Из глаз, казалось успокоившейся Маши, вновь хлынули слёзы, так что она прикрыла лицо руками. Не в силах смотреть друг на друга, мы ушли в уборные, как только нас всё-таки вновь объявили. Нужно было умыться. В зале объявляли первый медленный танец, затем номера других классов и других ребят. Надо бы возвращаться. Глаза хоть и красные до сих пор, но я все равно сижу в дали, так что не страшно. Так что я побрёл к своему месту. Проходя на своё место мимо столиков, я заметил, что Маша ещё не вернулась. Но это и не удивительно, что ей требуется больше времени, чтобы прийти в себя.
— Ну вот что мне с тобой делать? Вернее даже с вами? — спросила меня Наталья Игоревна, как только я сел за столик.
— А разве с нами нужно что-то делать?
— Нет, но понимаешь, — замялась Наталья, — я за свою не столь короткую, но и не столь длинную жизнь не видела подобного. Подобной любви. Такой глубины и силы чувств.
— А это плохо? Чего Вы боитесь?
— Нет, это просто прекрасно. И знаю, что Маша отсчитывает каждый день до своего совершеннолетия. Каждый прожитый день приближает её к вашей свадьбе. Но до совершеннолетия ещё больше двух лет, и я боюсь…
— Что наши чувства остынут?
— Да, примерно этого.
— Этого не будет. Мы не допустим.
— Да, я хочу в это верить. Потому что я не хочу моей судьбы для дочери.
— Вы о разводе?
— Да. Я была юна и глупа. Наивно полагала, что ребёнок спасёт наш брак. Но спустя 5 лет после рождения Маши, мы развелись.
— А она видится со своим отцом?
— Да, конечно. Раза три в год. Он её любит, но меня похоже, что не любил никогда.
— Мне жаль, что у Вас всё так сложилось.
— Ничего, всё нормально. Я же уже 10 лет живу одна. О, смотри, ещё один номер от нашего класса. Танец.
— Маша не участвует?
— О, нет. Если бы она участвовала во всех трёх номерах, то это бы не поняли.

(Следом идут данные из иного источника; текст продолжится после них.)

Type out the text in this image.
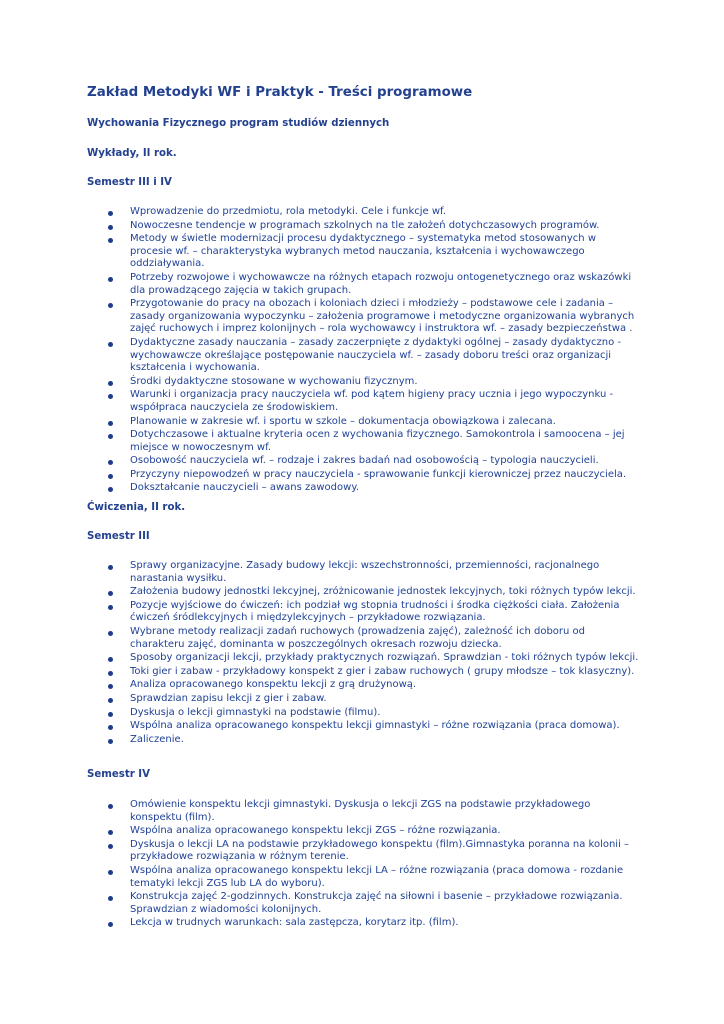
Zakład Metodyki WF i Praktyk - Treści programowe

Wychowania Fizycznego program studiów dziennych

Wykłady, II rok.

Semestr III i IV

Wprowadzenie do przedmiotu, rola metodyki. Cele i funkcje wf.
Nowoczesne tendencje w programach szkolnych na tle założeń dotychczasowych programów.
Metody w świetle modernizacji procesu dydaktycznego – systematyka metod stosowanych w procesie wf. – charakterystyka wybranych metod nauczania, kształcenia i wychowawczego oddziaływania.
Potrzeby rozwojowe i wychowawcze na różnych etapach rozwoju ontogenetycznego oraz wskazówki dla prowadzącego zajęcia w takich grupach.
Przygotowanie do pracy na obozach i koloniach dzieci i młodzieży – podstawowe cele i zadania – zasady organizowania wypoczynku – założenia programowe i metodyczne organizowania wybranych zajęć ruchowych i imprez kolonijnych – rola wychowawcy i instruktora wf. – zasady bezpieczeństwa .
Dydaktyczne zasady nauczania – zasady zaczerpnięte z dydaktyki ogólnej – zasady dydaktyczno - wychowawcze określające postępowanie nauczyciela wf. – zasady doboru treści oraz organizacji kształcenia i wychowania.
Środki dydaktyczne stosowane w wychowaniu fizycznym.
Warunki i organizacja pracy nauczyciela wf. pod kątem higieny pracy ucznia i jego wypoczynku - współpraca nauczyciela ze środowiskiem.
Planowanie w zakresie wf. i sportu w szkole – dokumentacja obowiązkowa i zalecana.
Dotychczasowe i aktualne kryteria ocen z wychowania fizycznego. Samokontrola i samoocena – jej miejsce w nowoczesnym wf.
Osobowość nauczyciela wf. – rodzaje i zakres badań nad osobowością – typologia nauczycieli.
Przyczyny niepowodzeń w pracy nauczyciela - sprawowanie funkcji kierowniczej przez nauczyciela.
Dokształcanie nauczycieli – awans zawodowy.

Ćwiczenia, II rok.

Semestr III

Sprawy organizacyjne. Zasady budowy lekcji: wszechstronności, przemienności, racjonalnego narastania wysiłku.
Założenia budowy jednostki lekcyjnej, zróżnicowanie jednostek lekcyjnych, toki różnych typów lekcji.
Pozycje wyjściowe do ćwiczeń: ich podział wg stopnia trudności i środka ciężkości ciała. Założenia ćwiczeń śródlekcyjnych i międzylekcyjnych – przykładowe rozwiązania.
Wybrane metody realizacji zadań ruchowych (prowadzenia zajęć), zależność ich doboru od charakteru zajęć, dominanta w poszczególnych okresach rozwoju dziecka.
Sposoby organizacji lekcji, przykłady praktycznych rozwiązań. Sprawdzian - toki różnych typów lekcji.
Toki gier i zabaw - przykładowy konspekt z gier i zabaw ruchowych ( grupy młodsze – tok klasyczny).
Analiza opracowanego konspektu lekcji z grą drużynową.
Sprawdzian zapisu lekcji z gier i zabaw.
Dyskusja o lekcji gimnastyki na podstawie (filmu).
Wspólna analiza opracowanego konspektu lekcji gimnastyki – różne rozwiązania (praca domowa).
Zaliczenie.

Semestr IV

Omówienie konspektu lekcji gimnastyki. Dyskusja o lekcji ZGS na podstawie przykładowego konspektu (film).
Wspólna analiza opracowanego konspektu lekcji ZGS – różne rozwiązania.
Dyskusja o lekcji LA na podstawie przykładowego konspektu (film).Gimnastyka poranna na kolonii – przykładowe rozwiązania w różnym terenie.
Wspólna analiza opracowanego konspektu lekcji LA – różne rozwiązania (praca domowa - rozdanie tematyki lekcji ZGS lub LA do wyboru).
Konstrukcja zajęć 2-godzinnych. Konstrukcja zajęć na siłowni i basenie – przykładowe rozwiązania. Sprawdzian z wiadomości kolonijnych.
Lekcja w trudnych warunkach: sala zastępcza, korytarz itp. (film).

— Во всех трёх? То есть у Маши ещё будет выступать?
— Упс, кажется я проговорилась. Это должен был быть сюрприз.
— Кхм, ну ладно. Наталья Игоревна, а у вас были мужчины после развода? Всё-таки 10 лет, как Вы сказали.
— Да, мужчины были. Но до чего-то серьёзного никогда не доходило.
— А была какая-то одна причина, или множество факторов влияли на это?
— Пожалуй, что множество. Смотри, а вот и наша Маша вернулась. Ну вот, всю тушь пришлось смыть. Я ведь уже спрашивала у тебя, до чего ты довёл мою дочь?
— До счастья и блаженства?
— Эх, пожалуй что так. Я кажется начинаю ревновать.
— Ревновать?
— Да. Машу к тебе. Мне кажется, что… Да нет, даже не кажется, а так оно и есть. Она любит тебя больше меня.
— Я думаю Вы не правы. Просто любовь ко мне она демонстрирует, а свою любовь к Вам она скрывает глубоко внутри, как и все подростки в этом возрасте.